Need a gossamer fairy costume with wing and wand? No problem: There's a whole booth of them in birthday-cake colors. Perhaps a mummified hippo foot, for that special someone? They'll wrap it up for you. What about fresh eels, artichoke root, a bad rendition of Princess Di, an even worse rendition of a mermaid, toilet paper or asparagus? It's all here in one shopping trip.
Portobello, road and market, is the centerpiece of London's increasingly chic Notting Hill area, just northwest of Hyde Park and near the tourist attractions of central London. The neighborhood began as a huge estate on the edge of the city, then was swallowed up in a Victorian-era residential expansion that followed the railroad. A growing immigrant population after World War II led to race riots in the 1950s. Then came the flea markets, the antiques dealers and the produce men. In 1965, a local pageant called the Notting Hill Carnival began with a small parade through the streets of town. Since then it has grown into London's biggest party, a three-day blow-out over the last weekend of August. The carnival's wild floats, Caribbean food and ethnic bands attract millions.

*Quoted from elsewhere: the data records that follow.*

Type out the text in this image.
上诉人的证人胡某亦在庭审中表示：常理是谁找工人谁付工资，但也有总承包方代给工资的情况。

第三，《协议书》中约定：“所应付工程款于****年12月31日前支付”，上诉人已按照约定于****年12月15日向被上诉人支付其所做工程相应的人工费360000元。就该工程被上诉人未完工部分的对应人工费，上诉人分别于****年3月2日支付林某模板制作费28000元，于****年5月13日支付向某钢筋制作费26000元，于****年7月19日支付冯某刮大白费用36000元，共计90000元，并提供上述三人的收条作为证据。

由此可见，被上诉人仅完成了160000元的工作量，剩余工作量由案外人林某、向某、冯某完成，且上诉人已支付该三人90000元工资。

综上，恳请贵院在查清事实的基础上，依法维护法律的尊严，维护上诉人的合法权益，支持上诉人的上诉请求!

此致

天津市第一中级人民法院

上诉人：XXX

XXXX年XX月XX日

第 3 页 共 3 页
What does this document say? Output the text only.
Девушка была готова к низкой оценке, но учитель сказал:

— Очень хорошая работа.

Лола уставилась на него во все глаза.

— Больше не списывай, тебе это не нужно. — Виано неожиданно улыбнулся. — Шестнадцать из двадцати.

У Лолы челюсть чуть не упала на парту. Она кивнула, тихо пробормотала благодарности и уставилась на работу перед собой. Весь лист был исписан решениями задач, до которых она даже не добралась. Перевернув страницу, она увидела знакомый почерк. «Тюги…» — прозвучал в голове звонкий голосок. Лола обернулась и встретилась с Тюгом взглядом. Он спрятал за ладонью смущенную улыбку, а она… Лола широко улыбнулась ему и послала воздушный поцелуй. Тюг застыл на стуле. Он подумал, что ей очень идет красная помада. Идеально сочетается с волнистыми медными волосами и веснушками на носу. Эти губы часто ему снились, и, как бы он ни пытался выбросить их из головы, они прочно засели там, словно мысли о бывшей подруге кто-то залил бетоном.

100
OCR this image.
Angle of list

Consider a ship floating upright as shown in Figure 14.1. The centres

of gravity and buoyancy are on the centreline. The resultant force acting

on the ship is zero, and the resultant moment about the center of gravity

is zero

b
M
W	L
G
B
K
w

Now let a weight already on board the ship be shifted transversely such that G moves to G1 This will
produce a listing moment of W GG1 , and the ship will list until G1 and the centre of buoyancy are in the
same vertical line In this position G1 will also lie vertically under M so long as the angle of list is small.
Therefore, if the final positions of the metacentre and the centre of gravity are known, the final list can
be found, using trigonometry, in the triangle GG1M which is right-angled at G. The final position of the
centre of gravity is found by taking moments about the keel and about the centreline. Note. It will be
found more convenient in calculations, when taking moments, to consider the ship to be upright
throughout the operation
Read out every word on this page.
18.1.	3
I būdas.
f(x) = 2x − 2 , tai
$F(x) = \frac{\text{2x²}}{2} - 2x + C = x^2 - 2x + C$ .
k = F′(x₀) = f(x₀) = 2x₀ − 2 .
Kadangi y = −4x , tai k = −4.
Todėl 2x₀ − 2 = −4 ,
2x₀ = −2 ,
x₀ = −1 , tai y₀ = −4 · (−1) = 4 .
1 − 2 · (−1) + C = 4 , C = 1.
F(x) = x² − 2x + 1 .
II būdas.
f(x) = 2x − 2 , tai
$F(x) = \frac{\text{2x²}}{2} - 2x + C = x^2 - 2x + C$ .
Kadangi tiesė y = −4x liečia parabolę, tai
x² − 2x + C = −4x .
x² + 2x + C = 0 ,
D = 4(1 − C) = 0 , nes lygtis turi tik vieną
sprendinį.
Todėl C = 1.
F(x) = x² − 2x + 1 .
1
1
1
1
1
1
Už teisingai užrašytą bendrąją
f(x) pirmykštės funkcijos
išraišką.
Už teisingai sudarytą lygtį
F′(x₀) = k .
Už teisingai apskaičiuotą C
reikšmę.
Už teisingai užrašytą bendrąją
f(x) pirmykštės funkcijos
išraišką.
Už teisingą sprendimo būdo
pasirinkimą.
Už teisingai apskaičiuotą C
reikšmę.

As if it weren't already enough of a tourist attraction, the Portobello Market, last seen in 1964's "Mary Poppins," is making its Hollywood comeback in the movie "Notting Hill."
Starring Julia Roberts as the world's most famous actress and Hugh Grant as the humble, if impossibly charming, owner of a travel bookstore right off Portobello Road, "Notting Hill" is an old-fashioned romance by screenwriter Richard Curtis, himself a local resident.
"Notting Hill is an extraordinary mixture of cultures," Curtis says in production notes. "It is rich and poor and Portuguese and Jamaican and English, and it seemed like a proper and realistic place where two people from diffeerent worlds could actually meet and co-exist."